I always loved the way he drew teeth - ragged, uneven and chunky. You can tell a real cartoonist from a wimpy one by how much he loves to draw teeth in all their ugly uneven and funny glory. Like Johnny Hart and Jack Kirby. You know what I hate? When people just draw all the teeth in a blank white bar. What a waste of 32 of the most naturally funny parts of our anatomy! How dare modern animators smooth out God's beautiful imperfections!
The actual main gag in the cartoon itself is totally abstract and I love it. It's a real clever exploitation of cartoon absurdity.
It's nuts on a bunch of levels and you have to accept each nutty concept in turn in order to get to the next gag:
1) A flower can be sneezed so hard that it can spear itself through a tree - intact.
2) That action has a specific sound it makes - 'KAZANGO"
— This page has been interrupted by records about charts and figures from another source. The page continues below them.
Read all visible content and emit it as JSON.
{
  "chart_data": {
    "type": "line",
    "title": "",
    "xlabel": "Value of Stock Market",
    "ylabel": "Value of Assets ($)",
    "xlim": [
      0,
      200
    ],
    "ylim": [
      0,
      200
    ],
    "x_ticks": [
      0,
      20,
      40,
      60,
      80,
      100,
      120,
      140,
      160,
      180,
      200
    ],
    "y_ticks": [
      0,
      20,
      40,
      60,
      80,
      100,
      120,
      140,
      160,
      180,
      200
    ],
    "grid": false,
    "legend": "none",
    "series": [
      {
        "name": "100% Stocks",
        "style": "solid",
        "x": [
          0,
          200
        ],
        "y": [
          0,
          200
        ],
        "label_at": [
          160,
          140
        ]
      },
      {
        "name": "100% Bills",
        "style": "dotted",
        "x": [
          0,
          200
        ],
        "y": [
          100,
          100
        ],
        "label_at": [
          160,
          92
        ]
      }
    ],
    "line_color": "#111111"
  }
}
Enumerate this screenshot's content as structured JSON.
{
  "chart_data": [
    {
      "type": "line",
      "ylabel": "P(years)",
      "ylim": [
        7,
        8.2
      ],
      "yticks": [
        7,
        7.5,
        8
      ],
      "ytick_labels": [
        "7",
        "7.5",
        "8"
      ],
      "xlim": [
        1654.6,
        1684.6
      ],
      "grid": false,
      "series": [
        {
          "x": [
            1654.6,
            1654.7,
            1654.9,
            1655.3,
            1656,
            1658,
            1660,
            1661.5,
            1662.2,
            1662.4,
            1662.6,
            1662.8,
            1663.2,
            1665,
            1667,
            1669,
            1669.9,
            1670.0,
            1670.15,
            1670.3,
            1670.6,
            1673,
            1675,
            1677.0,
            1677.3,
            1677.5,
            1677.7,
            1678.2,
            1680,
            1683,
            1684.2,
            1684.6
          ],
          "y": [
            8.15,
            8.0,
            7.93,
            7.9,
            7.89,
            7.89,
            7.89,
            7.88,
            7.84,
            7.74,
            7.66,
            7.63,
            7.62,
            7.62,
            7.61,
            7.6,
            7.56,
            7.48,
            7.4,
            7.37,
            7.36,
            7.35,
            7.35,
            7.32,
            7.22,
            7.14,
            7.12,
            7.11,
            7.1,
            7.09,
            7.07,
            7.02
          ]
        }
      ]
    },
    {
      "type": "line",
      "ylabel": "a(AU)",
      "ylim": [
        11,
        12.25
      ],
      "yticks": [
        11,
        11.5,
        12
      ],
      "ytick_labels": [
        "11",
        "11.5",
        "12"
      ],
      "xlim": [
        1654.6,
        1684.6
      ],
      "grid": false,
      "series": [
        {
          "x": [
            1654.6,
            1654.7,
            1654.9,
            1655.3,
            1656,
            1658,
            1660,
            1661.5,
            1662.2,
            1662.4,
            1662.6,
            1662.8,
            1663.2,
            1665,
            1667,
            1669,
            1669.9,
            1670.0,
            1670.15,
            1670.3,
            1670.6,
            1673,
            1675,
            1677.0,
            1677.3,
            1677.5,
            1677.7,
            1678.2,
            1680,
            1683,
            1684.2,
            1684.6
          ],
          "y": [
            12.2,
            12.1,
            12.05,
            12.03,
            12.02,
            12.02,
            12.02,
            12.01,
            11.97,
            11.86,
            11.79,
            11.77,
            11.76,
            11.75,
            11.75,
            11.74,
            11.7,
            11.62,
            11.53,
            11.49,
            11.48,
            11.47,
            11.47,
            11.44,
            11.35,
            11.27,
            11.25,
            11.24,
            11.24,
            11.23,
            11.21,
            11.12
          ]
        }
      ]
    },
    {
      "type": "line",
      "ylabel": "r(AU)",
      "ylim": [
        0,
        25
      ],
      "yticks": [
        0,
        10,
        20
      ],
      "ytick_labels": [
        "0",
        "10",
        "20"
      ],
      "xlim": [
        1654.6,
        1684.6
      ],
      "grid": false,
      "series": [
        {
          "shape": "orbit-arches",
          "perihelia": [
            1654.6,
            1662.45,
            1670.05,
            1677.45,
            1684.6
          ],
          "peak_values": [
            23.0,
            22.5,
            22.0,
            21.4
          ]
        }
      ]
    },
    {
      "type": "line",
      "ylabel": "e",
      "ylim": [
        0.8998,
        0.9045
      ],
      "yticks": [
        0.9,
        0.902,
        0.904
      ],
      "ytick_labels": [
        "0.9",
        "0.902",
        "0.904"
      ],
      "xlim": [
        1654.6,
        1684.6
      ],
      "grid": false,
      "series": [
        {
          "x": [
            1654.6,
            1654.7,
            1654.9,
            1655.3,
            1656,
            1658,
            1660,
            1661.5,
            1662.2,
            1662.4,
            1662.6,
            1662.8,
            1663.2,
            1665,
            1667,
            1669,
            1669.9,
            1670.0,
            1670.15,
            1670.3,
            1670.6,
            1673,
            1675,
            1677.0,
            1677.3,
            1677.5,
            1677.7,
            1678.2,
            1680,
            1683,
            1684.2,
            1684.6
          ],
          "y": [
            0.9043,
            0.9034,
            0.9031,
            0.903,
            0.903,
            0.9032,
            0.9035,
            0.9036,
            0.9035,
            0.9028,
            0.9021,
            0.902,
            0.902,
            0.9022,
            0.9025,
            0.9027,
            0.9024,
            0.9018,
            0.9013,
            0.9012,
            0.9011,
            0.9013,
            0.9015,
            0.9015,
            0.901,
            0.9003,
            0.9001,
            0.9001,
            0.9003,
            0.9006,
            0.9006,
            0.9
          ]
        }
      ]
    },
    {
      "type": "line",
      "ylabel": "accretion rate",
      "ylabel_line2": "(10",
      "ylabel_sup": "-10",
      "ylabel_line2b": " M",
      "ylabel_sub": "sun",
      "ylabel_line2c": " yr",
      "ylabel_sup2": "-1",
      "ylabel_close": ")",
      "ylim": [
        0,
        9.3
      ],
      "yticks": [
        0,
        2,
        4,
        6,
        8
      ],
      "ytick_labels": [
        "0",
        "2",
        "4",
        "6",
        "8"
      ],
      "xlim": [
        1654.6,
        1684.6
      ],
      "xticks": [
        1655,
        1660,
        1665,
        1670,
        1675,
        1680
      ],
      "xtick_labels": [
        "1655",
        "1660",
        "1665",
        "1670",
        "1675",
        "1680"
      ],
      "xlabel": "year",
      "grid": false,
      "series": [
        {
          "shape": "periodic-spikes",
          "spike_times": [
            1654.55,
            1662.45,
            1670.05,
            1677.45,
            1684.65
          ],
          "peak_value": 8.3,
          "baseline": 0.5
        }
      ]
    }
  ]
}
3) Wiley sensed that the word "Kazango" was written in the panel where the flower crashed through the tree. Wouldn't it be cool if every time you heard a sound, the sound effect would appear in the air around you? We just accept that in the comics without question and so Hart points it out to us. For some reason, you don't see this as much in animation, but when you do, it's great.
4) Kazango is an acceptable explanation for how it happened.

These kinds of absurdities would be hard to get past executives, because "it doesn't make sense".
As simple as these designs look, Hart manages to get good descriptive poses out of them, sometimes broad, othertimes - like in the above panel - subtle.
I also love Hart's lettering style.

BTW, isn't newsprint texture great for comics? They oughta bring it back for comic books.